Le GA possède toutefois quelques réductions qui lui sont propres. On peut noter la forme ['sʌmpm] de something (vs. ['sʌmɪŋ] en RP). La réduction de you à [jə] est aujourd’hui toujours plus fréquente en GA (même si les choses sont peut-être en train d’évoluer en RP) ; elle se trouve notamment utilisée devant une consonne (ex. you want), comme dans la plupart des variétés, mais aussi devant une voyelle (ex. you eat).
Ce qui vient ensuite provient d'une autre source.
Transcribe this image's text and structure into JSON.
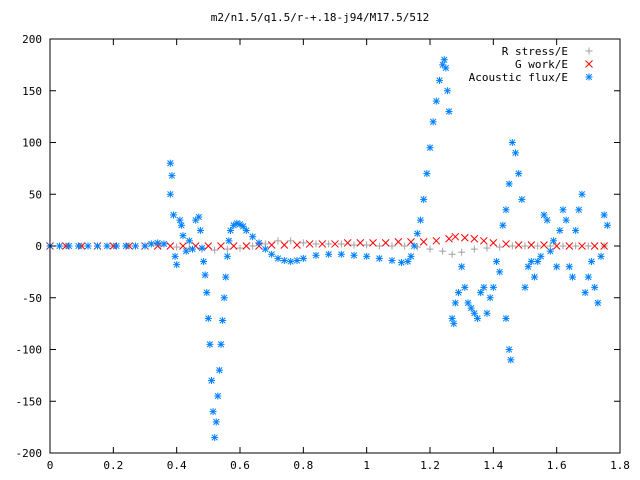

Certains processus d’assimilation sont très fréquents an anglais américain. Cela est par exemple le cas de la palatalisation de /s/ en [ʃ] dans les environnements /str/ et (ex. street ['ʃriːt], strong ['ʃtrɔːŋ], straight ['ʃtreɪt]) et /sr/ (ex. grocery ['groʊʃri], nursery ['nɜ(ː)rʃri], restaurant ['reʃtrɑːnt]). Plus les locuteurs sont jeunes, plus ils ont tendance à multiplier ces prononciations (Glain, 2016 ; 2020b), qui se développent petit à petit dans la variété standard (il n’est pas rare de les entendre chez les présentateurs de journaux télévisés, par exemple), ce qui justifie leur inclusion dans la description du GA. Ces phénomènes existent en anglais britannique, mais ils sont plus rares dans la variété standard, du moins pour l’instant ((Ces processus de palatalisation se développent dans de nombreuses variétés ; ils sont par exemple très fréquents en anglais australien et néo-zélandais.)).

Dans un autre domaine, on assiste depuis la fin du 20ème siècle à la diffusion d’une certaine qualité de voix, que l’on appelle voix craquée (phénomène connu sous le nom de creaky voice ou vocal fry en anglais). Il s’agit d’un processus de laryngalisation qui est davantage développé chez les locuteurs, et surtout les locutrices ((Il y a certainement deux raisons pour lesquelles ce sont les jeunes femmes qui utilisent le plus la voix craquée. Tout d’abord, les études sociolinguistiques nous montrent que les jeunes femmes constituent régulièrement la catégorie de la population qui se trouve à l’avant-garde des changements linguistiques. En d’autres termes, ce sont celles qui contribuent à diffuser les innovations linguistiques qui sont par la suite souvent reprises par le reste de la population. Par ailleurs, l’utilisation de la voix craquée constitue probablement un acte d’identité (conscient ou inconscient) et d’appartenance à cette catégorie de la population (Habasque, 2020).)), les plus jeunes. Les cordes vocales vibrent de plus en plus lentement et finissent par se relâcher, ce qui entraîne des vibrations irrégulières ((De nombreux exemples de voix craquée peuvent être entendus sur YouTube en tapant vocal fry dans la barre de recherche.)). La voix craquée est très régulièrement perçue comme typique des Valley Girls de Californie (Habasque, 2020) mais elle est utilisée dans le reste du pays. Il est difficile de savoir s’il s’agit d’une simple mode passagère ou d’un phénomène durable.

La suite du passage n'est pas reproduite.